Sitka’s natural harbor has drawn sea going men for centuries. Huge and dotted with spruce covered islands, it provides safe anchorage for shipping along a dangerous coastline. On one edge, the Mr. Edgecumbe volcano mimics Japan’s Mt. Fuji. During Japan’s period of isolation, British explorer James Cook of the British navy named the volcano for a hill overlooking the port of Plymouth.
Drinking morning coffee on the sound’s edge, with Aki a 100 miles away in Juneau, I watch a humpback whale flip its tail flukes skyward before resuming its hunt for spawning herring and then turn my attention to the snowcapped volcano. The few clouds in the blue sky cast crisp shadows on the mountain’s snowy sides. Below the shadows, sunlight caught in the dormant lava channels shines brighter than that angling off the waters rippled by the diving whale. James Cook could not have named Edgecumbe on a sunny spring day.
Herring provide today’s drama.
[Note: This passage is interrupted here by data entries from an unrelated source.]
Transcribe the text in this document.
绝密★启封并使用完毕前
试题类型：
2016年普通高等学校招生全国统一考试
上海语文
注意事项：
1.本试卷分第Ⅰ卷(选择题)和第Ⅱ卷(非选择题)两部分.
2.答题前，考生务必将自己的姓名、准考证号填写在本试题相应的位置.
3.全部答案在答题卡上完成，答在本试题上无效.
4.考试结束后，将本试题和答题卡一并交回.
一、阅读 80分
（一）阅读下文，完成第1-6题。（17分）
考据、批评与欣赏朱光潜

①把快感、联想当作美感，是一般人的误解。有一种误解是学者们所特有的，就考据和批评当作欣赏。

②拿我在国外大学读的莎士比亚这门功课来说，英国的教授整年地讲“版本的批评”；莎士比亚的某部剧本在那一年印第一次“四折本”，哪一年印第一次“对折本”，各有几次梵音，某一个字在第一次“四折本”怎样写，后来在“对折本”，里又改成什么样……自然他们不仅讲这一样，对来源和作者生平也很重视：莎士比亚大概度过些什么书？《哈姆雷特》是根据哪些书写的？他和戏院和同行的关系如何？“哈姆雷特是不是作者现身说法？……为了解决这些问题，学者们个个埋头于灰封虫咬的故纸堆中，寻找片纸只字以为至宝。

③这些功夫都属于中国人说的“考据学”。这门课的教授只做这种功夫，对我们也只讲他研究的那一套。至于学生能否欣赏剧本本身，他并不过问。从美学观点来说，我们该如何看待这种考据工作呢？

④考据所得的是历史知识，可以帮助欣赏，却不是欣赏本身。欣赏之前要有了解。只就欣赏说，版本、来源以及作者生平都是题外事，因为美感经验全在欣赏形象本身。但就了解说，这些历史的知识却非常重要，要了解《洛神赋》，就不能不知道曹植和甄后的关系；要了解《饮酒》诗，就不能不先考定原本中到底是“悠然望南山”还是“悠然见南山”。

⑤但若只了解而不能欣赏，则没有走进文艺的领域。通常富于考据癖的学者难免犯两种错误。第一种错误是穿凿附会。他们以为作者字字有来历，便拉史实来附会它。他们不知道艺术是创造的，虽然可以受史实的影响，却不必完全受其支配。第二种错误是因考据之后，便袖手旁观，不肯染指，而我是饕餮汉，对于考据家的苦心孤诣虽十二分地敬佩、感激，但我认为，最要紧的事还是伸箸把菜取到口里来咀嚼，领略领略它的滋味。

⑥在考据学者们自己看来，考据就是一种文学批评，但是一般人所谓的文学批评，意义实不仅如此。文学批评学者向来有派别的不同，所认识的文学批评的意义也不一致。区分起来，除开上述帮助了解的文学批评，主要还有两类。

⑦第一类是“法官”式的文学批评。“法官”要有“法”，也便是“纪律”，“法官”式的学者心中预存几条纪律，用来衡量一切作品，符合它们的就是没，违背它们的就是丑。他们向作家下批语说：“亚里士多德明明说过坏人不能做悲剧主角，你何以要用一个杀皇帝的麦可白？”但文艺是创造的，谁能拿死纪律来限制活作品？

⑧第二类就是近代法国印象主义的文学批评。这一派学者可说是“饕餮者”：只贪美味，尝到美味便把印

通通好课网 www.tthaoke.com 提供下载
A great flood of pregnant herring approach their spawning beaches and act as a magnet for eagles, gulls, commercial fishermen, humpback whales, sea lions (California and stellar), and those of us who believe that the best of an Alaska spring is found in a bowl of herring eggs, lightly blanched and seasoned with soy sauce. I saw all of it today except the bowl of eggs. The fish have yet to spawn.